Any problem is N subagents
I keep hitting the same wall with agents: the instruction limit. Not the context window — that’s a different problem. I mean the ceiling on how much direction you can give a single agent before it starts ignoring half of what you told it.
You write a careful system prompt. Fifteen rules, three constraints, a handful of examples. The agent follows most of them. But the more you add, the more things slip. Rule 12 contradicts the spirit of rule 4. The examples bias the output in ways you didn’t intend. And you end up playing whack-a-mole — patching one failure mode just creates another.
The obvious fix
Make the agent smaller. Not smaller context, smaller scope. Instead of one agent that does everything, spin up a focused subagent that does one thing well. Give it five rules instead of fifty. Let it be an expert in a narrow slice of the problem.
This isn’t a novel idea. It’s just decomposition. But I think people underestimate how far it scales.
N scales with complexity
Here’s the conjecture I keep coming back to: any agentic problem can be solved by N subagents, where N is proportional to the complexity of the problem.
Simple task? N is 1. You don’t need orchestration for “summarize this file.”
Medium task — say, reviewing a pull request? Maybe N is 3-5. One agent checks code quality. One checks test coverage. One looks for security issues. Each one gets a tight prompt and a narrow job. An orchestrator collects the results.
Hard task — building a feature from spec? N might be 10+. Planner, implementer, tester, reviewer, each scoped to a phase. The orchestrator becomes the interesting part.

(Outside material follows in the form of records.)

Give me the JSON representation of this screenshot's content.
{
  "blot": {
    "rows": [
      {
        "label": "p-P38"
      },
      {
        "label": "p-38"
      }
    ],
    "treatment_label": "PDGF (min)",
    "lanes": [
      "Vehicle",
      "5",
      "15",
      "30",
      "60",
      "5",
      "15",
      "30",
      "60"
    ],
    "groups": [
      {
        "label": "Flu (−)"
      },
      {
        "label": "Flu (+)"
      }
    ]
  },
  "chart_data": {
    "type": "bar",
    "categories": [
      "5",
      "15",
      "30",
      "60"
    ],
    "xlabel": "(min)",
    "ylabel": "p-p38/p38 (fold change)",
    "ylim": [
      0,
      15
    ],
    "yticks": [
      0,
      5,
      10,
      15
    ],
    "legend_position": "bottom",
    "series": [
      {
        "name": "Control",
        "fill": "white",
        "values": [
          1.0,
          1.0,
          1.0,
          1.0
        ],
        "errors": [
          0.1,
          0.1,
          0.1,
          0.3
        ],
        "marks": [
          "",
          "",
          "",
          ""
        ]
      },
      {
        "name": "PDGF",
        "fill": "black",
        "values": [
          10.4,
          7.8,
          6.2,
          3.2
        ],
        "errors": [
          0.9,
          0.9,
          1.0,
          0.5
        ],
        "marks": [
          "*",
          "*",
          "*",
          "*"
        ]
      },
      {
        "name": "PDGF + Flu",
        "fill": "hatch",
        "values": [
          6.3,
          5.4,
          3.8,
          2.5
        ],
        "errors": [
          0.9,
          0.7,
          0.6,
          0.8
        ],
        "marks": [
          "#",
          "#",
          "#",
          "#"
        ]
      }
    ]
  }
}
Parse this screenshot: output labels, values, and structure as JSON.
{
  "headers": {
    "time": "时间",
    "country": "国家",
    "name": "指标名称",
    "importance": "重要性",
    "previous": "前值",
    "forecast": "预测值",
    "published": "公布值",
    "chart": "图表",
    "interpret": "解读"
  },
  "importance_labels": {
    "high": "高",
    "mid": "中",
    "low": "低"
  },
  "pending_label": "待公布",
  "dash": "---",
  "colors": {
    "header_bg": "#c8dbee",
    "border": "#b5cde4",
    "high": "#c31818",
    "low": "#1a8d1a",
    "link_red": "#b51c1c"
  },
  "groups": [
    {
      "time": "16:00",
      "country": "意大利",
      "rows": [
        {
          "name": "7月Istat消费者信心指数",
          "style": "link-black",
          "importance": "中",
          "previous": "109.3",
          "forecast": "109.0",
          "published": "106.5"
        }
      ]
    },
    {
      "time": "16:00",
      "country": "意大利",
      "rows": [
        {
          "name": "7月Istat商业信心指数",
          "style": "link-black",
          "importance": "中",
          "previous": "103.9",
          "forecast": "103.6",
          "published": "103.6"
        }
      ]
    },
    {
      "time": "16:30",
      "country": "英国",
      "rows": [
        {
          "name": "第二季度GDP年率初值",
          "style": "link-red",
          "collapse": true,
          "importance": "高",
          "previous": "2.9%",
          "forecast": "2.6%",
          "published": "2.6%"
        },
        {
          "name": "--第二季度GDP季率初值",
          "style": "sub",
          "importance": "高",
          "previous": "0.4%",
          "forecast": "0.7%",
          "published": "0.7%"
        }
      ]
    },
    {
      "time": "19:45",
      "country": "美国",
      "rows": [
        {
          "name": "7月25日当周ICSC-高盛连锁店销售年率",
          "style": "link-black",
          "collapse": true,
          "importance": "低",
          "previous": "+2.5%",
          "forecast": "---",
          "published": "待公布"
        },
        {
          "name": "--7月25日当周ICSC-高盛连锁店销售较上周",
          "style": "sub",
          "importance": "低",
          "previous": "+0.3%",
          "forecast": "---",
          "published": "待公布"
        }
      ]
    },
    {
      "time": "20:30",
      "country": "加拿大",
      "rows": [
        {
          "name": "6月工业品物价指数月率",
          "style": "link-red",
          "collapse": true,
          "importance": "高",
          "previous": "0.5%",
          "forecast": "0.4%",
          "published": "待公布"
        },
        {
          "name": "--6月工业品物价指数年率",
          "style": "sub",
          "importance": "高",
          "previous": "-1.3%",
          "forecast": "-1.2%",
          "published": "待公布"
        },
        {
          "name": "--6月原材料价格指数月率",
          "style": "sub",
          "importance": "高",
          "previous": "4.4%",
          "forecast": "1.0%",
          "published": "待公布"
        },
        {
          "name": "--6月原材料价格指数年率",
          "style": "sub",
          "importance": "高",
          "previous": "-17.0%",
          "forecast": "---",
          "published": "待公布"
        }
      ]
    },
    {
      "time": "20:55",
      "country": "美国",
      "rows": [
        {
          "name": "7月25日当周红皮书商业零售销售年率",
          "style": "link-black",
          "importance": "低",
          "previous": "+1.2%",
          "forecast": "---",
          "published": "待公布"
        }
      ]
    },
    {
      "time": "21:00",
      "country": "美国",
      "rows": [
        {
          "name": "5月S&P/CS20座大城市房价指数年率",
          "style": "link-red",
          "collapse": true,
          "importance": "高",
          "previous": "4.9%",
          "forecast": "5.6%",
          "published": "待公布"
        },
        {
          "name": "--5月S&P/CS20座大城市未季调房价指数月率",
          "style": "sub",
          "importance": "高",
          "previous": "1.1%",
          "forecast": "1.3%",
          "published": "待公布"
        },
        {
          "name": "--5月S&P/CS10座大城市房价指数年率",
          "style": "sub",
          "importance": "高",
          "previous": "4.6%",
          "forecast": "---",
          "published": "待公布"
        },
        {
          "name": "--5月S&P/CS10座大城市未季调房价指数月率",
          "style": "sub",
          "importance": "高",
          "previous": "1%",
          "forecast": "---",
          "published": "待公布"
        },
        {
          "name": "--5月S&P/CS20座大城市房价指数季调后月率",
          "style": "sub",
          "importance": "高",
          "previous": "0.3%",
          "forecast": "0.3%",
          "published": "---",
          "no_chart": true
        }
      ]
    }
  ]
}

The point isn’t that more agents is always better. It’s that when a single agent starts failing, the answer is usually to split it, not to make its prompt longer.
Why this works (I think)
A focused agent with a short prompt follows its instructions more reliably than a general agent with a long one. That’s the whole insight. Everything else is plumbing.
When an agent has one job, you can evaluate whether it did that job. When it has fifteen jobs, failures get tangled — did the code review miss that bug because the review prompt was bad, or because the agent was also trying to check style, suggest refactors, and write a summary at the same time?

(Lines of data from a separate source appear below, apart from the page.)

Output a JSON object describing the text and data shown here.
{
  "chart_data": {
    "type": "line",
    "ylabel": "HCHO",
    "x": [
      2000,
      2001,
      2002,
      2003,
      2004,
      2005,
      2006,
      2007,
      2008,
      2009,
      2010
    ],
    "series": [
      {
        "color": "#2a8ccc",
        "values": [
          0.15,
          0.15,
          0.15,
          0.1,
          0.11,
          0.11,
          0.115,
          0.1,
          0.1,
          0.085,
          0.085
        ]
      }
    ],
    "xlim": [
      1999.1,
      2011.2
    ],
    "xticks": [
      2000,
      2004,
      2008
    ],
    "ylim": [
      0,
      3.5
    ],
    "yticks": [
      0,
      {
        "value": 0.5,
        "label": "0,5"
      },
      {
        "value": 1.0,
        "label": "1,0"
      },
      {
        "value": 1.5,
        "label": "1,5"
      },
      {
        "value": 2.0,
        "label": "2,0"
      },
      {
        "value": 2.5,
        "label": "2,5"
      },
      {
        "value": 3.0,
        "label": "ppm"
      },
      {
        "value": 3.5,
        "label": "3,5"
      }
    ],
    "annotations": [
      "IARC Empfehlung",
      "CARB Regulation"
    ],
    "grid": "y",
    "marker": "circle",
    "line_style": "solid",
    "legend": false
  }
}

Small agents are debuggable. Big agents are mysterious.
The part I haven’t figured out
Orchestration overhead. Every time you split an agent, you add coordination cost. The subagents need to communicate. The orchestrator needs to know when to fan out and when to sequence. State gets passed around. Failures need to propagate.
Right now I mostly solve this by keeping the orchestrator dumb — fan out, collect results, merge. But I suspect there’s a more principled approach I haven’t found yet. Some kind of agent DAG that handles dependencies and error propagation without turning into a distributed systems problem.
Or maybe it is a distributed systems problem and I should just accept that.
The meta-observation
This is how software engineering already works. You don’t write one function that does everything. You decompose. You write small, focused functions with clear interfaces. The fact that the same principle applies to agents shouldn’t be surprising, but it keeps catching people off guard — myself included.
Maybe because we want agents to be magic. We want to hand over a vague task and get back a perfect result. And sometimes that works. But when it doesn’t, the fix is the same boring thing it’s always been: break it down.